Posted by: Anon | June 27, 2007 at 18:33
Anon - For the sake of argument (and pretty much overall anyway) I agree with your last. These clucks have not done anything proper or in keeping with their duties whatsoever. And, yes, you can absolutely throw abu Gonzales in there too. My only point was that you aren't going to make any headway on the basis of Addington's letter; it was complete BS, but plenty slippery enough that it would not serve as a basis for action on ethical rules or otherwise. These guys may not have a leg to stand on; but they are still dancing pretty fast, and Addington is a master rug cutter.
Posted by: bmaz | June 27, 2007 at 18:39
OVP Security Requiremnts: EO vs CFR -- The Coffee Analogy
One clarification on 32 CFR 2800. Think of this standard as one of many. Just because OVP says that the EO does or does not apply, this does not mean the 32 CFR 2800 requirement goes away. Here's an analogy. Suppose there are inspection rules for trucks which say that a specific rule shall be enforced on a particular kind of coffee; however, suppose there is a second set of rules -- unrelated -- related to the types of bags and packaging.

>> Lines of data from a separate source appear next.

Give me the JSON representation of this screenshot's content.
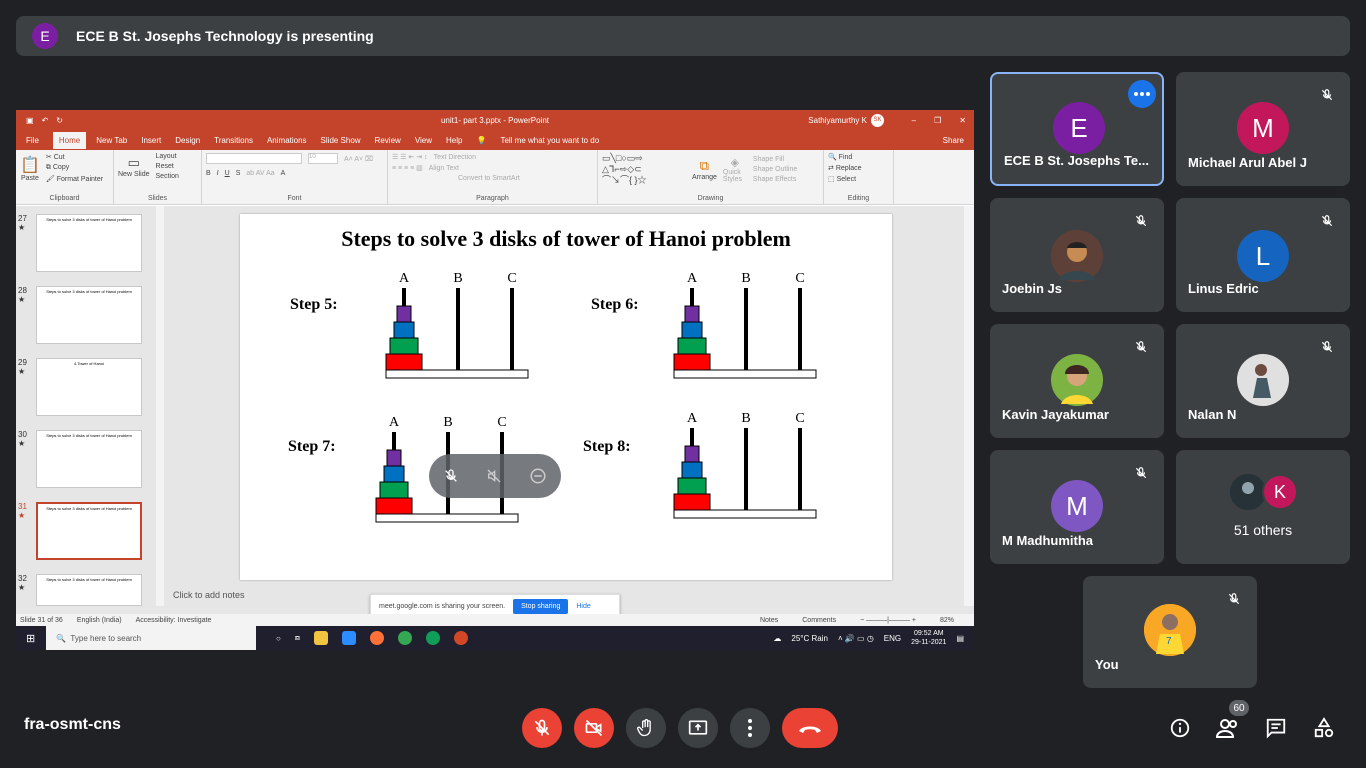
{
  "banner": {
    "avatar_letter": "E",
    "text": "ECE B St. Josephs Technology is presenting"
  },
  "ppt": {
    "doc_title": "unit1- part 3.pptx  -  PowerPoint",
    "user": "Sathiyamurthy K",
    "user_initials": "SK",
    "tabs": [
      "File",
      "Home",
      "New Tab",
      "Insert",
      "Design",
      "Transitions",
      "Animations",
      "Slide Show",
      "Review",
      "View",
      "Help"
    ],
    "tell_me": "Tell me what you want to do",
    "share": "Share",
    "ribbon": {
      "clipboard": {
        "paste": "Paste",
        "cut": "Cut",
        "copy": "Copy",
        "format_painter": "Format Painter",
        "label": "Clipboard"
      },
      "slides": {
        "new_slide": "New Slide",
        "layout": "Layout",
        "reset": "Reset",
        "section": "Section",
        "label": "Slides"
      },
      "font": {
        "label": "Font",
        "size": "10"
      },
      "paragraph": {
        "label": "Paragraph",
        "text_direction": "Text Direction",
        "align_text": "Align Text",
        "convert": "Convert to SmartArt"
      },
      "drawing": {
        "label": "Drawing",
        "arrange": "Arrange",
        "quick_styles": "Quick Styles",
        "shape_fill": "Shape Fill",
        "shape_outline": "Shape Outline",
        "shape_effects": "Shape Effects"
      },
      "editing": {
        "label": "Editing",
        "find": "Find",
        "replace": "Replace",
        "select": "Select"
      }
    },
    "thumbnails": [
      {
        "num": "27",
        "title": "Steps to solve 3 disks of tower of Hanoi problem"
      },
      {
        "num": "28",
        "title": "Steps to solve 3 disks of tower of Hanoi problem"
      },
      {
        "num": "29",
        "title": "4.Tower of Hanoi"
      },
      {
        "num": "30",
        "title": "Steps to solve 3 disks of tower of Hanoi problem"
      },
      {
        "num": "31",
        "title": "Steps to solve 3 disks of tower of Hanoi problem"
      },
      {
        "num": "32",
        "title": "Steps to solve 3 disks of tower of Hanoi problem"
      }
    ],
    "slide": {
      "title": "Steps to solve 3 disks of tower of Hanoi problem",
      "steps": [
        "Step 5:",
        "Step 6:",
        "Step 7:",
        "Step 8:"
      ],
      "pegs": [
        "A",
        "B",
        "C"
      ]
    },
    "notes_placeholder": "Click to add notes",
    "status": {
      "slide": "Slide 31 of 36",
      "language": "English (India)",
      "accessibility": "Accessibility: Investigate",
      "notes": "Notes",
      "comments": "Comments",
      "zoom": "82%"
    },
    "share_bar": {
      "text": "meet.google.com is sharing your screen.",
      "stop": "Stop sharing",
      "hide": "Hide"
    },
    "taskbar": {
      "search": "Type here to search",
      "weather": "25°C  Rain",
      "lang": "ENG",
      "time": "09:52 AM",
      "date": "29-11-2021"
    }
  },
  "participants": [
    {
      "name": "ECE B St. Josephs Te...",
      "letter": "E",
      "color": "#7b1fa2"
    },
    {
      "name": "Michael Arul Abel J",
      "letter": "M",
      "color": "#c2185b"
    },
    {
      "name": "Joebin Js",
      "letter": "",
      "color": "#6d4c41"
    },
    {
      "name": "Linus Edric",
      "letter": "L",
      "color": "#1565c0"
    },
    {
      "name": "Kavin Jayakumar",
      "letter": "",
      "color": "#8d6e63"
    },
    {
      "name": "Nalan N",
      "letter": "",
      "color": "#9e9e9e"
    },
    {
      "name": "M Madhumitha",
      "letter": "M",
      "color": "#7e57c2"
    },
    {
      "name": "51 others",
      "letter": "K",
      "color": "#c2185b"
    },
    {
      "name": "You",
      "letter": "",
      "color": "#f9a825"
    }
  ],
  "meeting": {
    "code": "fra-osmt-cns",
    "people_count": "60"
  },
  "colors": {
    "end_call": "#ea4335",
    "accent": "#1a73e8",
    "tile": "#3c4043",
    "bg": "#202124"
  }
}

We have two rules. They related to coffee: The coffee itself; and the packaging. Just because the President might say, "I will not follow the rules on the coffee," it doesn't mean the rules about the packaging go away. Rather, auditors, even if they are blocked from inspecting the coffee itself, are still required to do the audits on the packaging.
Even if we consider Bush's rejection of the coffee rules, and not allow inspections of coffee, the rules abut the packaging remain in place and still apply. The problem is when Bush attempts to use his blocking of the inspection of coffee -- which is illegal -- as the basis to block inspection of the packaging. Even if we were to accept the premise that the President can block enforcement of coffee inspections, he's done nothing to explain why the packaging inspections, the rules, and the reports do not exist.

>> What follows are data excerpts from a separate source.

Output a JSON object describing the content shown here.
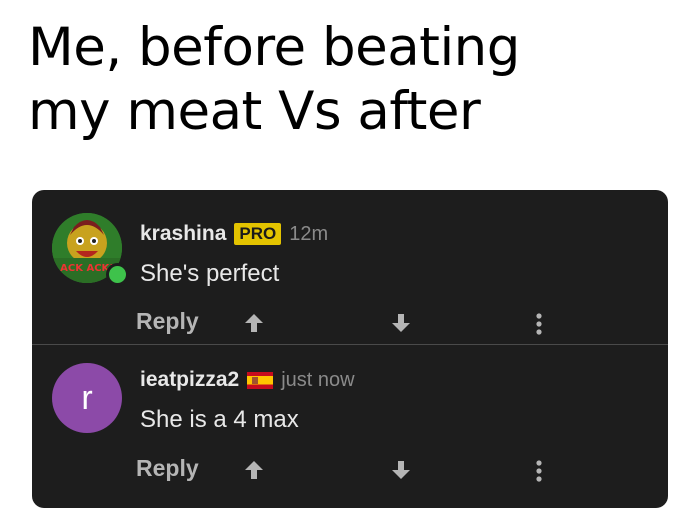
{
  "caption": {
    "line1": "Me, before beating",
    "line2": "my meat Vs after"
  },
  "comments": [
    {
      "username": "krashina",
      "badge": "PRO",
      "time": "12m",
      "text": "She's perfect",
      "reply_label": "Reply",
      "avatar": {
        "type": "image",
        "icon": "cartoon-avatar",
        "online": true,
        "caption_text": "ACK ACK!"
      }
    },
    {
      "username": "ieatpizza2",
      "flag": "spain-flag-icon",
      "time": "just now",
      "text": "She is a 4 max",
      "reply_label": "Reply",
      "avatar": {
        "type": "initial",
        "letter": "r",
        "color": "#8c4aa8"
      }
    }
  ],
  "colors": {
    "panel_bg": "#1d1d1d",
    "badge_bg": "#e3c300",
    "online": "#3ec24b",
    "text": "#e8e8e8",
    "muted": "#8a8a8a"
  }
}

Narrowly Blocking Coffee Inspections Does Not Block Broader, Separate, Required Packaging Audits or Applicablity of Other Standards Unrelated to Coffee Grounds
32 CFR 2800 is like a different way of looking at the OVP. Yes, the President may say that an EO does or doesn't apply; but his narrow assertion that a given EO does or does not apply does not mean other rules, in this case the CFR, go away. Rather, the issue is: Even through Bush has rejected the EO as a basis to assent to regulation, his narrow focus on the EO fails to respond to the existing security requirements within 32 CFR 2800.
Even if Bush blocks an inspection of the coffee by saying an EO doesn't apply, but hasn't addressed why the packaging was not inspected; or why the 32 CFR 2800 was not reviewed. Indeed, the way to find out if we have good coffee isn't to just look at the coffee, but we can use the inspections of the packaging to then get access to the coffee and conduct the inspections separately on the grounds. What Bush did was block only part of the oversight; but he hasn't negated all laws and all avenues from Congress looking at the same things: The coffee, the packaging, and whether the President, VP, and OVP has or has not met all legal standards.
The OVP problem is that they've only attempted to block an inspection of the coffee; but have not addressed why the coffee is bad; and have not responded to issues related to the packaging inspections; or the blocked inspections of the packaging. The OVP claim of immunity to security requirements as it relates to any EO is narrow, incomplete, and in no way addresses the other legal requirements outside the EO found within the CFR.
The President's problem is the security requirements he pretends do not exist or apply in the EO are mentioned in the CFR. Denying he EO does not deny the CFR, or the responsibility of the President/OVP to permit inspections of the documents through the CFR.